As its title suggests, the Poe story is about the last living members of the Usher family, Roderick and his sister Madeleine, who have isolated themselves inside their crumbling family manor, which is clearly a symbol of the Usher family. During his visit to the house, one of Roderick’s old friends observes as Madeleine finally succumbs to what seems to be chronic fatigue syndrome, and he and Roderick end up burying her alive.
The 1928 film follows the story’s basic plot but makes Madeleine Roderick’s wife, which is a logical change with the story’s suggestions of incest hinting that Roderick and his sister had been living as if they were husband and wife. Roderick sits around the house all day painting his wife, and although she appears vigorous in the paintings, she is actually wasting away. Roderick clearly cares more about the paintings than about his wife, and by painting her he is actually stealing her life force and transferring it to her painted image. Madeleine, of course, dies, is buried alive, returns, and then the house falls down with the last remaining Ushers inside.
In some ways, horror is perfectly
suited for silent film because it places so much emphasis on the visuals.
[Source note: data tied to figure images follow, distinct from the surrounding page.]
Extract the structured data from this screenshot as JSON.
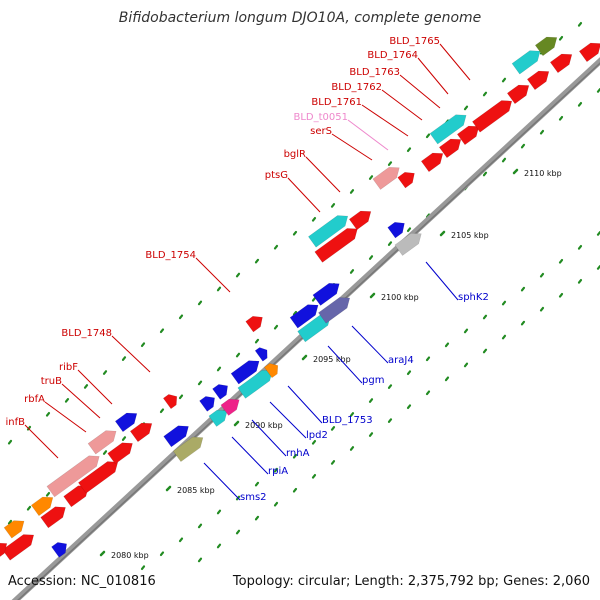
{
  "title": "Bifidobacterium longum DJO10A, complete genome",
  "accession": "Accession: NC_010816",
  "summary": "Topology: circular; Length: 2,375,792 bp; Genes: 2,060",
  "colors": {
    "backbone": "#999999",
    "tick": "#228b22",
    "label_forward": "#cc0000",
    "label_reverse": "#0000cc",
    "label_rna": "#ee88cc"
  },
  "ticks": [
    {
      "label": "2080 kbp"
    },
    {
      "label": "2085 kbp"
    },
    {
      "label": "2090 kbp"
    },
    {
      "label": "2095 kbp"
    },
    {
      "label": "2100 kbp"
    },
    {
      "label": "2105 kbp"
    },
    {
      "label": "2110 kbp"
    }
  ],
  "forward_labels": [
    "infB",
    "rbfA",
    "truB",
    "ribF",
    "BLD_1748",
    "BLD_1754",
    "ptsG",
    "bglR",
    "serS",
    "BLD_1761",
    "BLD_1762",
    "BLD_1763",
    "BLD_1764",
    "BLD_1765"
  ],
  "rna_labels": [
    "BLD_t0051"
  ],
  "reverse_labels": [
    "sms2",
    "rpiA",
    "rnhA",
    "lpd2",
    "BLD_1753",
    "pgm",
    "araJ4",
    "sphK2"
  ]
}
There’s no place for bad dialogue and convoluted
and unnecessary explanations for the horror when all you have to work with are
haunting visuals and a few intertitles.
The 1928 “Usher” tries, but for me at least, there’s nothing really
horrifying about an emo, goth pussy sitting around his house all day painting
his chronically fatigued wife, no matter how ghostly the wife looks or how many
close-ups I see of Roderick’s crazed eyes.
I would have been better off with another Hellraiser sequel.